Channel Your Agitation To The States, Ngige Urges NMA

0
Minister of Labour, Sen. Chris Ngige
Minister of Labour, Sen. Chris Ngige
ABUJA (Min of Labour and Employment Report) – The Minister of Labour and Employment, Sen. Chris Ngige has challenged the Nigerian Medical Association (NMA) to take the battle for the upliftment of the National Healthcare System to the thirty-six states of the Federation.
 
He made this known when he received the leadership of the Association in his office in Abuja recently.
 
The Minister who frowned at State Governors who abdicate their responsibilities of providing healthcare facilities and services to the people of the States and turning the General Hospitals to glorified residences for rodents and reptiles, called on the NMA to mobilize and sensitize its State Chapters, to take up the issue of the unfortunate abandonment of the responsibilities in healthcare delivery by the State Governments.
 
He further charged them to encourage their State Chapters to live up to expectation by fighting to protect the State’s healthcare system, saying it is out of place for a Teaching Hospital to take up lesser healthcare cases that could have been handled by a Primary Healthcare as this mounts pressure on those teaching hospitals, making them unable to deliver on the major jobs they are supposed to do.
 
Sen. Ngige advised the NMA to put on their thinking caps as it was becoming impossible for the Federal Government to fund the health system, in line with the Abuja declaration, as a result of dwindling resources, saying the effective use of resources was now mandatory.
 
He said, “Let us use whatever we have effectively and efficiently. Let’s plug leakages and wastes. There is a lot of waste in the system. Some doctors don’t take call duties but are paid call duty allowances. Why do you take call duty allowance when you are not on call? Some doctors also are not exposed to hazards but take hazard allowances. Why?”
 
Providing insight on the just concluded Consequential Adjustment of the National Minimum Wage, he regretted that a heavy chunk of the federal government budget was being used to fund the current expenditure, thus limiting dangerously, the capacity of government to deliver on physical infrastructures.
 
He said, “How do we reconcile the fact that we are doing a budget of N10.3 trillion in 2020 and out of that, personnel cost alone is N3.88 trillion, amounting to one third of the total? And when you add the running cost to it, it comes to N4 trillion. How do you explain that? It means we have no money left to even fund health, education and other infrastructures.

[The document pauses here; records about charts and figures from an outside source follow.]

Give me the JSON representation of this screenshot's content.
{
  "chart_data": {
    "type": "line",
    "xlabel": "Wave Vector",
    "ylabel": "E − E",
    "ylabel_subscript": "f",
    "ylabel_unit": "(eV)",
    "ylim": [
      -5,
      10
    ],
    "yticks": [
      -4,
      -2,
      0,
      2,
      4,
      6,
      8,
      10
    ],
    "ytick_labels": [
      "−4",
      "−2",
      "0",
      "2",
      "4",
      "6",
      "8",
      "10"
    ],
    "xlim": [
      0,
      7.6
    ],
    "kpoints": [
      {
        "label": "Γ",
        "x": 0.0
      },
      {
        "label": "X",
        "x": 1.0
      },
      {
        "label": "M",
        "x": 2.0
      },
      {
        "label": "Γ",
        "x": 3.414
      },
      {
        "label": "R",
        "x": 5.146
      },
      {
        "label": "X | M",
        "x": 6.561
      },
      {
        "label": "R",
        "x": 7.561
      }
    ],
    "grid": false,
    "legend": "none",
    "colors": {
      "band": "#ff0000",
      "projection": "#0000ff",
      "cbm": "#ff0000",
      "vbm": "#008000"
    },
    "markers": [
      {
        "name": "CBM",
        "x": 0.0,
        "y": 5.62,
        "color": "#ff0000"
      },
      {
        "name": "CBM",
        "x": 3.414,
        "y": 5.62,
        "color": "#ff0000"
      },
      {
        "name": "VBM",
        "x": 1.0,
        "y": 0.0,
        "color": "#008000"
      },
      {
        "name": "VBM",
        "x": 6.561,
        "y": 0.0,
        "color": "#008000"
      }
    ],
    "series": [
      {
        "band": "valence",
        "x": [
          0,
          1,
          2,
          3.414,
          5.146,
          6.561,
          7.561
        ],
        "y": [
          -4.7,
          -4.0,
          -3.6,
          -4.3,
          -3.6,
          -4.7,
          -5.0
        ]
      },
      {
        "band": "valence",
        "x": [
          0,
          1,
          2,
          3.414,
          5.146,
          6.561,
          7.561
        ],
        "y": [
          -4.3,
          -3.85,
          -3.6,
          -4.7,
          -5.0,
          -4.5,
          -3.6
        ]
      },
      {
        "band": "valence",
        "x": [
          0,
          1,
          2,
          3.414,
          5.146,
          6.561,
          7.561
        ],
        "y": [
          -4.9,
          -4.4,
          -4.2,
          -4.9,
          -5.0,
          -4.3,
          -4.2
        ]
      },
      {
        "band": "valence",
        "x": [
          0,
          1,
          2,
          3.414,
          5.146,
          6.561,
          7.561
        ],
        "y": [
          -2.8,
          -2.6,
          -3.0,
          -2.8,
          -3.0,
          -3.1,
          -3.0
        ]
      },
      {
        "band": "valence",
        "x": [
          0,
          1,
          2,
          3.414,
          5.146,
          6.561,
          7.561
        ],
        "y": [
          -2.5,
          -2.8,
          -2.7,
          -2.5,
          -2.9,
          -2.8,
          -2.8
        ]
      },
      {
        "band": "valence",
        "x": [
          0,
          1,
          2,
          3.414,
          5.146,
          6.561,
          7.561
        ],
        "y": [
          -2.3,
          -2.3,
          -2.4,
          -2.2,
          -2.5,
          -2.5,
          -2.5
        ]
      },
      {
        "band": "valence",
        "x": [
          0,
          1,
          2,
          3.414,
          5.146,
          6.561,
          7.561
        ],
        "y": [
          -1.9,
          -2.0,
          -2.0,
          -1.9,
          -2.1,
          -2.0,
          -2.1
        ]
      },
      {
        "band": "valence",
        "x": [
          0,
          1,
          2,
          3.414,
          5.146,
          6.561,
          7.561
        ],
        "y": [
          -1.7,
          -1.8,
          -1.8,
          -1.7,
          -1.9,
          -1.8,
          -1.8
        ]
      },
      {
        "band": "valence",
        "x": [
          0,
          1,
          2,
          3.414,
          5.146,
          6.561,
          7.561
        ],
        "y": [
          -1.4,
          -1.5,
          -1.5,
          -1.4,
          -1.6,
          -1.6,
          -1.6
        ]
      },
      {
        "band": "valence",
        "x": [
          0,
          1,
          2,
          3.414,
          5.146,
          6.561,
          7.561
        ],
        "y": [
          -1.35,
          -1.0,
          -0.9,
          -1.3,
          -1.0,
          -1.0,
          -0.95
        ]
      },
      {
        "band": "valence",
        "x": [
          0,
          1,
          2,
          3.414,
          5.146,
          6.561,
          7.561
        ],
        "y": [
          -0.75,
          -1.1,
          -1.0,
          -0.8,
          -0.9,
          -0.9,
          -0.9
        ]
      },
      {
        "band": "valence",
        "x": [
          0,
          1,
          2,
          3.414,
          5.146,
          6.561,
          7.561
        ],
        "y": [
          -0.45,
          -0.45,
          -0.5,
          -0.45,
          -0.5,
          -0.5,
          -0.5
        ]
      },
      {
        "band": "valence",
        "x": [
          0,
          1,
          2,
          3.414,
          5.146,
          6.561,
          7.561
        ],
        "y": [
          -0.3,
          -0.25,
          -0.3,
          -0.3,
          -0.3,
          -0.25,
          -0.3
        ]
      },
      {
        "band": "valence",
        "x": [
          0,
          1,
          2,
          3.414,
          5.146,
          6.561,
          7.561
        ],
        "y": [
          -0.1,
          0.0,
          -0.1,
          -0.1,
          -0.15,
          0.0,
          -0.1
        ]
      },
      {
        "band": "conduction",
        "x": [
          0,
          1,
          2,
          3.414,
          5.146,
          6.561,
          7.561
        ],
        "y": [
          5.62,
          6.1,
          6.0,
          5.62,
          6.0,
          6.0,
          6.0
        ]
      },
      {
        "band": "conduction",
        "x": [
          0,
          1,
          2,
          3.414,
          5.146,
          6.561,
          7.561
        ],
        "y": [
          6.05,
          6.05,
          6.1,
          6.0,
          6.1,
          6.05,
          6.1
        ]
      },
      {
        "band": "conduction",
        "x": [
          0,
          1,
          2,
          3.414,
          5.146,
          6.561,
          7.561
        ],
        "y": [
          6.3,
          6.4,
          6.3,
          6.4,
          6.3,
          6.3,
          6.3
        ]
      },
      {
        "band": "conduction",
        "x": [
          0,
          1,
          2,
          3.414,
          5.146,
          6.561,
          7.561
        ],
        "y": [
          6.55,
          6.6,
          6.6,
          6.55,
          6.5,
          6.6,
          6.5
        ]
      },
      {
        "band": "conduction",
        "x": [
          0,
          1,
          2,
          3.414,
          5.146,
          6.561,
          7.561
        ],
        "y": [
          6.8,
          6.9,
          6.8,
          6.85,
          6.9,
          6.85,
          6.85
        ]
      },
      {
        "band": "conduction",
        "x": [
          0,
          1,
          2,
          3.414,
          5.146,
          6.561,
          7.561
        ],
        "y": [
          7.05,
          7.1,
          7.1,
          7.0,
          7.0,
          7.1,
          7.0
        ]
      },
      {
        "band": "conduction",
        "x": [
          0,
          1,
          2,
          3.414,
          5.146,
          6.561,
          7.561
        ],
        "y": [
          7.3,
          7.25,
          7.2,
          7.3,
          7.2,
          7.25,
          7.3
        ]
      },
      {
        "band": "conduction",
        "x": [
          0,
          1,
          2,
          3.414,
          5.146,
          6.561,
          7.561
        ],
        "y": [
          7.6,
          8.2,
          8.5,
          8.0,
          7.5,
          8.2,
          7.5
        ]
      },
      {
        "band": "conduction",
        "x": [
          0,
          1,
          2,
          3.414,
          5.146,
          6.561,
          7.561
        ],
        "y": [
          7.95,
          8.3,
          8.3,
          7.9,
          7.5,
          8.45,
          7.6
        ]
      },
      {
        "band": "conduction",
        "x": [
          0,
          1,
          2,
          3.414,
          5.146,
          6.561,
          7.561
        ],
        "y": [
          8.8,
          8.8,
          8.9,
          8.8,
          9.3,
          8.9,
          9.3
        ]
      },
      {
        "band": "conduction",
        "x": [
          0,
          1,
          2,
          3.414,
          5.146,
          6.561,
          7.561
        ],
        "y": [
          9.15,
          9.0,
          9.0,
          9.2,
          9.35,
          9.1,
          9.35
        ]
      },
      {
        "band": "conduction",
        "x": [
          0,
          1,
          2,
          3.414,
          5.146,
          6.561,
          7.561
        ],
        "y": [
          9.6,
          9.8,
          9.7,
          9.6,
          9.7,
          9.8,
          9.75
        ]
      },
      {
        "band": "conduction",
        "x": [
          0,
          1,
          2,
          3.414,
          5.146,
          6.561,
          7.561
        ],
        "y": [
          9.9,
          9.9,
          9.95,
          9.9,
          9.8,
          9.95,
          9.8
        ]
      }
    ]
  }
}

We are abandoning all to pay just salaries. It is frightening and worrisome. That’s why we have to put on our thinking caps.”
 
He however commended the NMA for being appreciative of government’s commitment to the welfare of workers, saying that the Consolidated Medical Salary Scale was in the category B of the Public Service remuneration grade already well protected
and remunerated before the Consequential Adjustment.
 
The Minister similarly explained that the NMA was not involved in the negotiation for the Consequential Adjustment of the Minimum Wage contrary to its request because the association was not a registered trade union to qualify for the membership of the Joint Public Service Negotiating Council.  He therefore seized the opportunity to request the NMA and the National Association of Resident Doctors(NARD) to come together and register as a union, since the Trade Union Act had made it difficult to register them as two separate unions which they aspire to, knowing that they perform the same job.
 
He further charged doctors in the private practice to pool resources together and form combines to enable them beat the challenges of inadequate funding and increase their capacity to access international aides.
 
Earlier, in his address, the President of the NMA, Dr. Francis Adedayo Faduyile, urged the Federal Government to declare emergency on the health sector and set up national healthcare fund, in the same manner government intervened in the
entertainment industry.
 
He also asked for the re-negotiation of the Collective Bargaining Agreement (CBA) entered into with the Federal Government in 2009 which ought to be renewed every three years, arguing that some of its terms such as the N5,000 hazard allowance was out of place in today’s realities.
 
He congratulated the Minister for the swift and patriotic resolution of the Minimum Wage impasse, and further invited him to the National Health Summit, taking place in Abuja.